Вторая ночь, как я не знаю, где Октавиан, что с ним, почему дрожала башня. Не представляю, что он думает сейчас, как относится ко мне. Пытаюсь заставить себя успокоиться, поесть, лечь спать, но голода не ощущаю, не хочу спать, и успокоиться не могу. Точно дикий зверь мечусь по своей комнате, иногда выхожу в холл, спускаюсь во двор. Зову Октавиана. Он не откликается.
В дверь заглядывает Бука, в его глазах зеленоватыми бликами отражается свет.
— Он здесь. В кабинете, — шепчет Бука и прижимает уши.
Жор наваливается на него со спины, спрашивает поверх головы:
— Ты пойдёшь?
Надо. Я просто должна ещё раз объяснить.
Но идти страшно.
Жор надувается, топорщит шерсть:
— Ну, что встала? Иди!
Кивнув, утирая проступившие слёзы, выхожу в холл. Каждый шаг даётся с трудом, небольшое расстояние между моей комнатой и кабинетом Октавиана сейчас кажется таким огромным…
Лишь последние четыре шага я проношусь решительно, распахиваю дверь.
Октавиан сидит в кресле, облокотившись на подлокотник, и смотрит в тёмное окно.
Фамильяры придвигаются к моим ногам, осторожно заглядывают внутрь. Резко шагнув в кабинет, закрываю дверь перед любопытными мордами. В кабинете воцаряется мрак. Морды, лишив себя материальности, заглядывают прямо сквозь створку. Приходится на них цыкнуть и пригрозить кулаком — только тогда они отступают.
Октавиан совершенно не обращает на это внимания.

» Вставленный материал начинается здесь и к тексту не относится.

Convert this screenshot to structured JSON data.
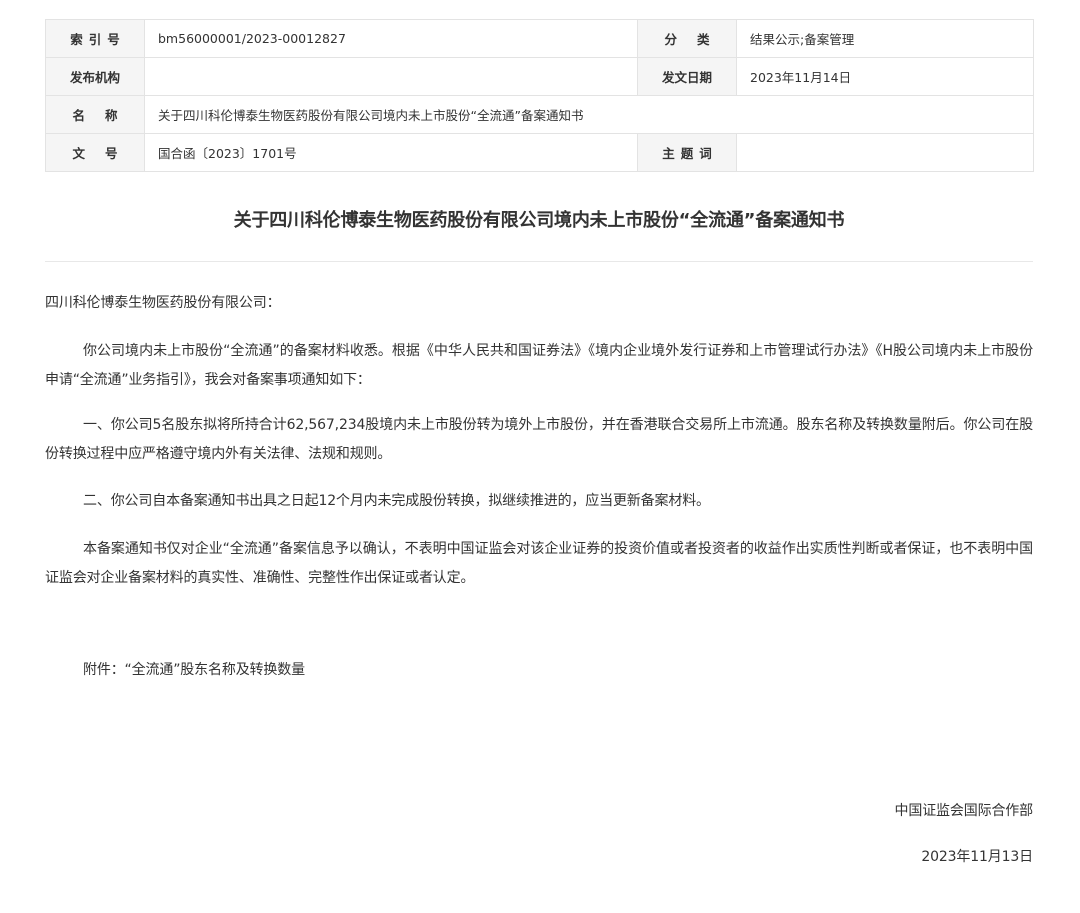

Он будто не слышит, как я подхожу.
— Я не знаю, что делать. — Октавиан не шевелится, и из-за этого кажется, будто его голос мне мерещится. Я застываю перед разделяющим нас столом, и Октавиан повторяет громче: — Я не знаю, что делать: я привык решать организационные вопросы, я почти всё время уделял поддержанию порядка, но сейчас, когда Агерум вышел из-под власти Метрополии, я не знаю, чем себя занять, зачем я вообще нужен.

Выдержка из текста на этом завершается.